Monday, June 11, 2007

Review of Tales of the Dying Earth -- Jack Vance

Tales of the Dying Earth is a collection of four novels in Jack Vance's Tales of the Dying Earth series. The books are set on a far future earth so late in its history that the sun itself could fade into darkness at any time, and whose inhabitants seem only to bide their time until the curtain falls on earth forever.

Of the four novels that comprise the omnibus, only two are directly connected. The first volume, The Dying Earth, is essentially a collection of short stories about different characters: Turjan of Miir, Mazirian the Magician, Liane the Wayfarer, Ulan Dhor, and others. In the first of these stories, Turjan of Miir create twin golem-like women, T'sais and T'sain, who frequent several of the following stories, playing major and minor parts. The last story in this first book, mostly unrelated to the others, introduces a character called Guyal of Sfere, who goes on a quest to discover a source of answers to his endless "why?" questions.

The second two books in the omnibus, The Eyes of Overworld and Cugel's Saga, center around the character Cugel, a clever and lazy anti-hero who simply wants to find a state of ease somewhere to satisfy his endless appetites. He cannot fight; he can only talk and scheme. These he does endlessly, moving from one series of adventures to the next.

The last book, Rhialto the Marvellous, begins again with a new set of characters centering on Rhialto, an intelligent scheming magician among intelligent scheming magicians. A series of stories end in a search for a lost magician on the very last planet at the end of the universe.

Technical Style for a Logical World

Vance uses the series of short stories to paint a broad picture of the Dying Earth and its people. His use of language is precise, including his choice of names for imaginary places, people, and things. Vance creates tightly formed societies which adhere to strict behaviors.
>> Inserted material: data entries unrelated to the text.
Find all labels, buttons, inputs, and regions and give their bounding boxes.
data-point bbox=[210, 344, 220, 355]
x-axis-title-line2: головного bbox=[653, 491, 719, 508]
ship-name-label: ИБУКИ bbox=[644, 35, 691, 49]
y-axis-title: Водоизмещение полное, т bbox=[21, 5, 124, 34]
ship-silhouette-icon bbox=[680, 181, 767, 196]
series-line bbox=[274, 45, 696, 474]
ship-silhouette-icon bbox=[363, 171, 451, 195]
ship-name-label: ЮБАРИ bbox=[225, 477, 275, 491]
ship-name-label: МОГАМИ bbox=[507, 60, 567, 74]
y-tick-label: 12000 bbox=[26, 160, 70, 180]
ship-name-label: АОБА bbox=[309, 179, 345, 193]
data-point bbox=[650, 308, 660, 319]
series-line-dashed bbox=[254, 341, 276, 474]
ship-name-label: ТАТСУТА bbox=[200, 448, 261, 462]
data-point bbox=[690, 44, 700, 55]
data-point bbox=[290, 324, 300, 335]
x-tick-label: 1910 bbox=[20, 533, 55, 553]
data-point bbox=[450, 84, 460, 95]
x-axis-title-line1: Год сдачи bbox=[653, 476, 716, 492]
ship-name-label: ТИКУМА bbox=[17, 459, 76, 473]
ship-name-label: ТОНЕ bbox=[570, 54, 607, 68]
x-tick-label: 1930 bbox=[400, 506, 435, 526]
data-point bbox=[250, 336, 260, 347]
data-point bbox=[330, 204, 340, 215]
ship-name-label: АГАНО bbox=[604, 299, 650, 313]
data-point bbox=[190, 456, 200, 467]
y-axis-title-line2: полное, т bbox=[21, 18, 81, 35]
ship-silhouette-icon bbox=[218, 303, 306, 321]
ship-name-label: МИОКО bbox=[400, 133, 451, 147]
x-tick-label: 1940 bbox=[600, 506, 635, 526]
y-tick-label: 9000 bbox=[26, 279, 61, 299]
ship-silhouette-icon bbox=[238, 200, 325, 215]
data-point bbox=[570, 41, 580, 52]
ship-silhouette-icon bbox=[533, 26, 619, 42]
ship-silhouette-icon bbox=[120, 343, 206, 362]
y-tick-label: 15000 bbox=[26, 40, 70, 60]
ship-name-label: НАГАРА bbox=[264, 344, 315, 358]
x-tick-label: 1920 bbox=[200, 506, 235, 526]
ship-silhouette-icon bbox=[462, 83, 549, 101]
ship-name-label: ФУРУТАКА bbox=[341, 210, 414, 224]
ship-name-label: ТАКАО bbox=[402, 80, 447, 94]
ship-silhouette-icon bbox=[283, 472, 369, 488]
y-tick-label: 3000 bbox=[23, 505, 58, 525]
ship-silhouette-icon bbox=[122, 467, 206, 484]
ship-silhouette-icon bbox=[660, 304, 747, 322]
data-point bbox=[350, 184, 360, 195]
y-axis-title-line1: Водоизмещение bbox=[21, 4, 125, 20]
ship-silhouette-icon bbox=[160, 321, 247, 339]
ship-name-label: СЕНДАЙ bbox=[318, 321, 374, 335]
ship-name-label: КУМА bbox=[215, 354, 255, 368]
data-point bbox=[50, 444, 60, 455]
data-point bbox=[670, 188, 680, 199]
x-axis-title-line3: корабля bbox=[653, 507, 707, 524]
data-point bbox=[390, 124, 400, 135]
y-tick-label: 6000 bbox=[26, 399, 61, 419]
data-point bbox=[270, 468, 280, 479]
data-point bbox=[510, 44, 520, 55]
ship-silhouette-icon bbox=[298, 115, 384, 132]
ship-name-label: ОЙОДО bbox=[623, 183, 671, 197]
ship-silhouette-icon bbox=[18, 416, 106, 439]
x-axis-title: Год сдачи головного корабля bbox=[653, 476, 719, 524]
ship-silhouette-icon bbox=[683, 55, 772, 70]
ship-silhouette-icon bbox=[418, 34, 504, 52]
Carefully positioned in the path of specifically shaped characters, these places and people interact with the characters to create riddle-like experiments.

His prose style is unique: a combination of dry wit with utterly unreal dialogue which seems stilted at first, but quickly becomes part of the fascinating scenery of the world. Here is a sample:

Guyal of Sfere had been born apart from his fellows and early proved a source of vexation for his sire. Normal in outward configuration, there existed within his mind a void which ached for nourishment. It was as if a spell had been cast upon his birth, a harrassment visited on the child in a spirit of sardonic mockery, so that every occurrence, no matter how trifling, became a source of wonder and amazement. Even as young as four seasons he was expounding such inquiries as:

"Why do squares have more sides than triangles?"
"How will we see when the sun goes dark?"
"Do flowers grow under the ocean?"
"Do stars hiss and sizzle when rain comes by night?"
To which his impatient sire gave such answers as:
"So it was ordained by the Pragmatica; squares and triangles must obey the rote."
"We will be forced to grope and feel our way."
"I have never verified this matter; only the Curator would know."
"By no means, since the stars are high above the rain, higher even than the highest clouds, and swim in rarefied air where rain will never breed."

Though set in a far future earth, this is by no means a science fiction book. It is pure fantasy, as evidenced by the plot arcs which play frequently with logic puzzles, riddles, and human nature in ways more appropriate to fairy tales.

Vision and Meaning in Tales from the Dying Earth

Upon reading tales from this omnibus, the reader will frequently find a wry smile on his face. These stories are light-hearted, the characters rarely suffer serious injury or loss, and many of the adventures are cast in sarcastic, comedic tone. This is a book to enjoy in short or long stretches, savoring the fascinating puzzles and intricate out-workings of Vance's ordered mind.

At a distance, Vance shows us a world on the verge of a cold, quiet death. The people under the dying sun are either willfully oblivious to their looming fate or nervous but powerless to affect its approach. Perhaps the reader is invited to throw a glance over his own shoulder, wondering what fate approaches in the far distance; to glimpse the vastness of his own powerlessness and temporality. But, in the spirit of Vance's light-hearted and whimsical style, we shrug our shoulders and get back to the diversions at hand.


This is a must-have book. Keep it alongside a set of good anthologies. Pick it up when you need something light to read between longer works, enjoying the relaxed pace, episodic adventures, and wondrous sights revealed by Vance's careful hand.